И тут на голову ему свалился огромный арбуз. Сочный звук, всплеск нектара, красные рваные дольки, весело соскальзывающие с головы — тело Хранителя шпалой рухнуло вслед за расколовшимся фруктом. Это происшествие не вписывалось в общее смятение, не воспринималось как всамомделишное — театр абсурда в театре абсурда.
Пух бросился развязывать ПИФа. Тот вытолкнул кляп изо рта:
— Неизящное, но эффективное решение. Астраханский арбуз. А то вы только финиками балуетесь, — он удовлетворенно оглядел наконец — то изумленные, виноватые лица, сверхизумленное лицо Ляпы, восхищенно моргавшую по сторонам, и повторил вопрос, который пробовал задать несколько часов назад.
— Пух, Ляпа вы со мной? — ПИФу не хотелось уходить одному в здешние бескрайние и безжизненные просторы. Пух и Ляпа не ответили.
«Скажи ей, — мысленно посоветовал Пух. — Она пойдет с тобой. Ей как и тебе любопытно найти заповедные края Омеги».
«Тебе нет?»
«Уже нет».
— Ляпа, пойдешь со мной?
Ляпа покачала головой. «Увы, Пуха я встретила первым».
— Может, кто-нибудь еще? — ПИФ оглядел присутствующих. Их очнувшиеся, разгоряченные лица не сулили Земле ничего хорошего. Ли мяукал у неподвижного тела хозяина.
Пух ответил за всех:
— Мы разберемся. Сваливай, пока Мужик не очнулся. Следующий раз ты вряд ли угомонишь его арбузом, — Пух еще не знал — следующий раз придется стрелять из автоматического оружия. — У тебя не более получаса, чтобы уйти подальше.
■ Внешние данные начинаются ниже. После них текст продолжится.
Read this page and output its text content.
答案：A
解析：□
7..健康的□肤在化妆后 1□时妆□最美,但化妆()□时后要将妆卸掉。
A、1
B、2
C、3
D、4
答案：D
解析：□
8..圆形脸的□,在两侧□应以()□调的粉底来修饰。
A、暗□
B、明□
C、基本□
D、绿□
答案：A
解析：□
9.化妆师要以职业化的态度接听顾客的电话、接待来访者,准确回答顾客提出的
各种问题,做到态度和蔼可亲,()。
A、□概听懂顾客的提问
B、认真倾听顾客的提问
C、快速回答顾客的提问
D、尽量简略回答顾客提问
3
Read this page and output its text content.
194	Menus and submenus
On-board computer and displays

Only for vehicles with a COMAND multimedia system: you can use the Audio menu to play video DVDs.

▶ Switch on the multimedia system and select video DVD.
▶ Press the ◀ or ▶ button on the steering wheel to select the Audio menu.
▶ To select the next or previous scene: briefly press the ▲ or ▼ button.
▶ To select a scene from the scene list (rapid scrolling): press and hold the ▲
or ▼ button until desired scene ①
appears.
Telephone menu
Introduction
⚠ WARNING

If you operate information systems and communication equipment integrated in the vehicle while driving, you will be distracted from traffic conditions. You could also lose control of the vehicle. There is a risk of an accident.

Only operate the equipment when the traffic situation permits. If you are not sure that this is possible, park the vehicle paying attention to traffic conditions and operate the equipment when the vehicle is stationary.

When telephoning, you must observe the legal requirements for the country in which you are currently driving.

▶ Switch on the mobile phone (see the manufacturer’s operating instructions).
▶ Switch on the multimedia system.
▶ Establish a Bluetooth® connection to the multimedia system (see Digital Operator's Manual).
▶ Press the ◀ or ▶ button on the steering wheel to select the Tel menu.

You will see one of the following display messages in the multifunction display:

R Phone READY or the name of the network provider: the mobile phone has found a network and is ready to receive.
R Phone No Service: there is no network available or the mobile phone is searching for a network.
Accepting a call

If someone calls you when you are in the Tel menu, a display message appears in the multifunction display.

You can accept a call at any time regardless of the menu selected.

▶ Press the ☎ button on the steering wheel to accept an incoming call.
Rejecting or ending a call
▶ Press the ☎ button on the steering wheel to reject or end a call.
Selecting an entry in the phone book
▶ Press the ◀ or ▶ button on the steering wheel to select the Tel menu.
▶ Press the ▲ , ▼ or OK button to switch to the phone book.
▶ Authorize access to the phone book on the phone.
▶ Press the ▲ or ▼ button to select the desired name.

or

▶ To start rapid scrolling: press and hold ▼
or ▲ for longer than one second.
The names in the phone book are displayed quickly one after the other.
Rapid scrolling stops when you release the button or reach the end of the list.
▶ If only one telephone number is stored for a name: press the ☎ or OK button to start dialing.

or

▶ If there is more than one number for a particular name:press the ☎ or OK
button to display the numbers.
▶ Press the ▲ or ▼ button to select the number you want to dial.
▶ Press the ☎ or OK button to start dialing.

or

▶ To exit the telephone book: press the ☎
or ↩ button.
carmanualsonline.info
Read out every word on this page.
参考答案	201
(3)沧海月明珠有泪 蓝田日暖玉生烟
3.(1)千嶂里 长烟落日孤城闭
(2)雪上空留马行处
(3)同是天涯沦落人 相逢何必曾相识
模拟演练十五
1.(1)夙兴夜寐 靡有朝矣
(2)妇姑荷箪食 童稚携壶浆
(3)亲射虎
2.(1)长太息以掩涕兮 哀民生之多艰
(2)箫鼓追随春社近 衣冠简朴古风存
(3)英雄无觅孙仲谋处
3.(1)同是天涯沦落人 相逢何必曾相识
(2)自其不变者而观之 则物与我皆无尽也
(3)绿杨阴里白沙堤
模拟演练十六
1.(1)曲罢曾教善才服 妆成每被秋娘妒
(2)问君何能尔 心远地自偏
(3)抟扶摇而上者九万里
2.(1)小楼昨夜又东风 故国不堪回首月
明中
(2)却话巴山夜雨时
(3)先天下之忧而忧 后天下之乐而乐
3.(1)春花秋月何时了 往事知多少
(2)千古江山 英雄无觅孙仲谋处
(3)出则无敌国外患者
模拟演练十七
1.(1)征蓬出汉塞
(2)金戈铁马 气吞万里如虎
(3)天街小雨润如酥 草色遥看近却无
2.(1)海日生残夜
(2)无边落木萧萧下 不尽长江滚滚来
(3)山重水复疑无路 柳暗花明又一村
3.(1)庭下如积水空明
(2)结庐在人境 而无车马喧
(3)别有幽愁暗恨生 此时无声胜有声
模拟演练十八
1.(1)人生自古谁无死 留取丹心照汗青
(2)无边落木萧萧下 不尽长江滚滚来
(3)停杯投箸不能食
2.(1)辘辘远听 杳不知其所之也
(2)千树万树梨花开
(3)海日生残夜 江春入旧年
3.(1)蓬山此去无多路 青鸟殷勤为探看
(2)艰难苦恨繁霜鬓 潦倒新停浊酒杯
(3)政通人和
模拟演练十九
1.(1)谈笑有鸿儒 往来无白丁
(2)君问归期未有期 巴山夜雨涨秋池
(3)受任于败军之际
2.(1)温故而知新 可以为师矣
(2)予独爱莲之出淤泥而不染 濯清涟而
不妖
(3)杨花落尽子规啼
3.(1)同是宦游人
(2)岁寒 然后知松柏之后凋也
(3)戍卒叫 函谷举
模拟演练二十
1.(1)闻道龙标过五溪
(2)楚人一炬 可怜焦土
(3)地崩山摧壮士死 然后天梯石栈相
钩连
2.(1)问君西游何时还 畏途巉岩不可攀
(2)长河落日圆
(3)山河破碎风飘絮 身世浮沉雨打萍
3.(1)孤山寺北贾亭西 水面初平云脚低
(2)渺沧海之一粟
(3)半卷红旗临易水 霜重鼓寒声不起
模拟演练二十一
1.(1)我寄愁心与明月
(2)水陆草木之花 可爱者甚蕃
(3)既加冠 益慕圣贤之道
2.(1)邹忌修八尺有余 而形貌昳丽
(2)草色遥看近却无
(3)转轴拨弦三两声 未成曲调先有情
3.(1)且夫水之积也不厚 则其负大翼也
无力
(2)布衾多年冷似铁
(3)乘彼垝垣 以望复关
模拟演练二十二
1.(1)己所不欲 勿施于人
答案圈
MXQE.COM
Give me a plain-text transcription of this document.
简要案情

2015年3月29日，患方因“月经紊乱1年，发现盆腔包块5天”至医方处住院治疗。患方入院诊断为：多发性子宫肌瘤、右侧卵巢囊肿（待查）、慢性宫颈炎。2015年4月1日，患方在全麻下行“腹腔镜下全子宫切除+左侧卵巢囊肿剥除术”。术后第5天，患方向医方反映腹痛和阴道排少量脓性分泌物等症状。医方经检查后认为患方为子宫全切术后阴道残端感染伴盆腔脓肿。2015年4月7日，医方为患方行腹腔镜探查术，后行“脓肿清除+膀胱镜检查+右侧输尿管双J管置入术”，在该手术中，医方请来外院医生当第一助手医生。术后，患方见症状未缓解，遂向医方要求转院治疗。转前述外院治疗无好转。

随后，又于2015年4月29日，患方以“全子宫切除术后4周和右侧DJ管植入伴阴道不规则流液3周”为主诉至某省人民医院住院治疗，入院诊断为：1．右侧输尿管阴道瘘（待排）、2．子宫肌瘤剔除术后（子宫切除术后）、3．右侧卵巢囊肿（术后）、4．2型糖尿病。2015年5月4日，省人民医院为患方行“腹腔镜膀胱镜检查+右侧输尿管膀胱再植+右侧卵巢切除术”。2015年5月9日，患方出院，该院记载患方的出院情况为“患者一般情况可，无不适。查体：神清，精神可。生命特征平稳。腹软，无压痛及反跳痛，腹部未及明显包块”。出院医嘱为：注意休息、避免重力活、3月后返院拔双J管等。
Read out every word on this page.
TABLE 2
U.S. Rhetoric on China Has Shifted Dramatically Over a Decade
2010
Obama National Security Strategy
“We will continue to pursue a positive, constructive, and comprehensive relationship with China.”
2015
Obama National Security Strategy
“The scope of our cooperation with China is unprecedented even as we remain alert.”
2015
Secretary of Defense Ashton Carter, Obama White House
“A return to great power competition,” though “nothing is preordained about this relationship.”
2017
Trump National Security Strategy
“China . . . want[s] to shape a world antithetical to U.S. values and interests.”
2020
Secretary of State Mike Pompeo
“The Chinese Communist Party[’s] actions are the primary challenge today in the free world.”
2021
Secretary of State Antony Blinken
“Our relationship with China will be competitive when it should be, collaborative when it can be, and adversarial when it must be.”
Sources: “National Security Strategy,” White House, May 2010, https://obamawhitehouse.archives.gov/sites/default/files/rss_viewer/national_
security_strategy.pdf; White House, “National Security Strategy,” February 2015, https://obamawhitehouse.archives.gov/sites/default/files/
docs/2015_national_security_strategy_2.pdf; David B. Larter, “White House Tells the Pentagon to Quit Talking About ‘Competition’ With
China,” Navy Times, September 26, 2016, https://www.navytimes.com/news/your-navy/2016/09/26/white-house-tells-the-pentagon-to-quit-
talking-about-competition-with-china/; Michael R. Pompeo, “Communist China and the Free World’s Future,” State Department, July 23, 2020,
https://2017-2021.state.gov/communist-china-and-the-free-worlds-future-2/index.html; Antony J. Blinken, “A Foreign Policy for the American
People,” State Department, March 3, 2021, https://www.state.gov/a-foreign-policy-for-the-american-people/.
Хотели бы Вы управлять ВСЕМ? Не слишком ли большая ответственность?
Всё это время Пух держался из последних сил. Он отвык от разнообразия лиц человеческих. Теперь оно стало болезненным. Он хотел видеть только Ляпу. Ляпа, Ляпа и ничего кроме.
Любовь, слабенькая как ростки сирени за полярным кругом, как голоса коммунистов в Европарламенте.
«Я, она, Омега. Никого больше — остальные просто гул. из-за них теряется ощущение друг друга», — круг замкнулся, Пух больше ни в чем не нуждался.
С момента прибытия он ждал чего — то фантастического, неизведанного. Он понимал — Омега не может быть просто загородным парком с аттракционом погружения в поток человеческих судеб. Здесь предстоит делать необыкновенные открытия.
«Вильгельм просто скрывает, — осторожно думал Пух, отойдя к границе поля. Ляпу, доказывающую что-то Луиджи, он все еще удерживала на выпаде взгляда. — Каждый в общине смог бы понять, если бы их не втянули в чехарду по чужим сознаниям. Все эти ужасы на Земле можно остановить».
Ему показалось, чья — то сильная воля неуклонно ведет его, заставляет действовать, незаметно уйти с этого поля.
«Тебе пора отдохнуть, Пух»
Этой воле легко управлять, потому как Пух хорош изучена — он уже давно на Омеге. Ему легко передать то, во что никак не вникнут другие гости.